Being "sweet" or "strong" (whatever those terms mean to you) is a basic personality trait. Being a "classic romantic" is usually some combination of basic personality and an entire lifetime of cultural influence. Being creative is also a personality trait.
If your goal was to simply make a bit more time for little deeds, I'd get it. Hell, set a reminder in your phone for once every couple weeks, and when it goes off sit down and do a thing, like the little note.
What you're describing is far more sweeping, and completely unrealistic to maintain.
Authentic love -- going as deep as you can go, which I am working on and still haven't entirely achieved -- is not sweet or pretty. It is the exact opposite of doing something new. It's letting them know your oldest self.
Copy/paste from the other thread:
If you need to change and become a different person for her to 'love you' - she doesn't love you.
If she loves you now as you are then she doesn't need you to change.
What you're doing sounds like cultivating something you aren't - because you imagine she wants it - in order to be something she doesn't actually need or want.
Taco you have the heart of a romantic , that much is obvious. you just don't have the playbook I think is what you are saying.
People who think that having to put work into a relationship is a sign of a bad relationship probably will never have a successful relationship but a series of short lived ones that fall apart due to neglect.
:yt
You hit the nail on the head.
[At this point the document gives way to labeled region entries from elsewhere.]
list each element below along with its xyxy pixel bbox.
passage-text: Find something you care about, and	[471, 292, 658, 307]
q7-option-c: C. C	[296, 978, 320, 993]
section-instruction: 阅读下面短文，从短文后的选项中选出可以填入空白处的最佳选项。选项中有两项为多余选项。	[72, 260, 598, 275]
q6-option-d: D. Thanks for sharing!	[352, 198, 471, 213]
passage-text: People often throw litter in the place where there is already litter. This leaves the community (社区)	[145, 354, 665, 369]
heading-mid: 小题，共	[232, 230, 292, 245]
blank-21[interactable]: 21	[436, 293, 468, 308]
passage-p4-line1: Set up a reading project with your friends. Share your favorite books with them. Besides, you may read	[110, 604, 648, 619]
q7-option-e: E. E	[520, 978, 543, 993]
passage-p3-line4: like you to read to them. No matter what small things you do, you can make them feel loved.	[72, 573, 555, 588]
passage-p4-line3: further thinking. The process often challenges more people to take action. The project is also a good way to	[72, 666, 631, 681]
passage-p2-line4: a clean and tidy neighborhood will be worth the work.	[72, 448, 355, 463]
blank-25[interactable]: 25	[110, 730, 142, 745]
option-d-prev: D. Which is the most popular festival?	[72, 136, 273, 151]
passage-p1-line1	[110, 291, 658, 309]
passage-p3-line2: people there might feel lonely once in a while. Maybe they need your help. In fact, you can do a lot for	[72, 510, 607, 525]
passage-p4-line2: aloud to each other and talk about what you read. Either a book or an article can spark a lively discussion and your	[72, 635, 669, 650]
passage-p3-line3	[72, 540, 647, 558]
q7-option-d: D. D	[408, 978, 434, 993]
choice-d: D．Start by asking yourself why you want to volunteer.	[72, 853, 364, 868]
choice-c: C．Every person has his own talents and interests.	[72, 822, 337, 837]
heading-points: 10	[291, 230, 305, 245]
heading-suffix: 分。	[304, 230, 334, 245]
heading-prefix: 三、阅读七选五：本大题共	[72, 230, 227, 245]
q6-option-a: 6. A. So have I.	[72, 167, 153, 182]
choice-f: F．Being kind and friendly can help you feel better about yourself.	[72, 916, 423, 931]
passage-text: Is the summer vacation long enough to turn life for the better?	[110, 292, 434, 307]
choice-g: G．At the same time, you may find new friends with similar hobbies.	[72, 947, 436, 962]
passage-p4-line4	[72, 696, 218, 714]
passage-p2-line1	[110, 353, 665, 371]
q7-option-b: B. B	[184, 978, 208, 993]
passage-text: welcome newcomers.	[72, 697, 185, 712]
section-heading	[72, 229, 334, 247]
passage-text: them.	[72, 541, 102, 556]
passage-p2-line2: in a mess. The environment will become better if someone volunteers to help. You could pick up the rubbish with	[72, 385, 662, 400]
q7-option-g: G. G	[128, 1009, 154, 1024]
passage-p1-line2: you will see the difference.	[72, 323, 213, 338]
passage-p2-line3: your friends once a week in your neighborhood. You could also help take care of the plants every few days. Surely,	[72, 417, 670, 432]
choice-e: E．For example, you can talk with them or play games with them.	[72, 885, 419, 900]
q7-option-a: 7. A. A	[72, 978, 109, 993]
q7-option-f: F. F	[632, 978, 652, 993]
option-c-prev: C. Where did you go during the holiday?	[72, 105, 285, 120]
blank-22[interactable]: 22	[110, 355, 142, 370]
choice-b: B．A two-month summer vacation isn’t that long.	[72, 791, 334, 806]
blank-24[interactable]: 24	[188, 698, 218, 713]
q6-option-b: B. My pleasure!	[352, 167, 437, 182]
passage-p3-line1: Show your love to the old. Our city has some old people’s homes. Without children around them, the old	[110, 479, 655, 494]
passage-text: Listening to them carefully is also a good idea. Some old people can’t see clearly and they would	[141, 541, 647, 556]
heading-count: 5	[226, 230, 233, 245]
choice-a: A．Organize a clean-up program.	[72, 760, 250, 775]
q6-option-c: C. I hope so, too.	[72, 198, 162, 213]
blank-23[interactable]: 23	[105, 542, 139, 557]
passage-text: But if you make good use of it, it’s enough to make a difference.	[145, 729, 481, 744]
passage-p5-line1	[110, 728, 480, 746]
A relationship never just works out. I have known way too many people who were (not always, but generally) happily married for decades to believe that nonsense. Those people who were in a successful relationship for life put their blood, sweat, souls, and tears into it. Relationships are work. This is not to say that you can make it without some sort of natural foundation, that needs to be there as well, but nobody is an emotional clone of someone else, there are always things to work on.
People who think that having to put work into a relationship is a sign of a bad relationship probably will never have a successful relationship but a series of short lived ones that fall apart due to neglect.
I love romance, but I have no idea what to do. What I have started doing since this thread is to open a notebook on my phone and write down ideas as they come to me. This is a start at least.
Yea. I think about when your gal wants to go see a chick flick. Most guys, should they be picking a movie to go see, wouldn't have any sort of movie in mind. But she wants to go, so you go because she will enjoy herself and if she is happy it makes you happy.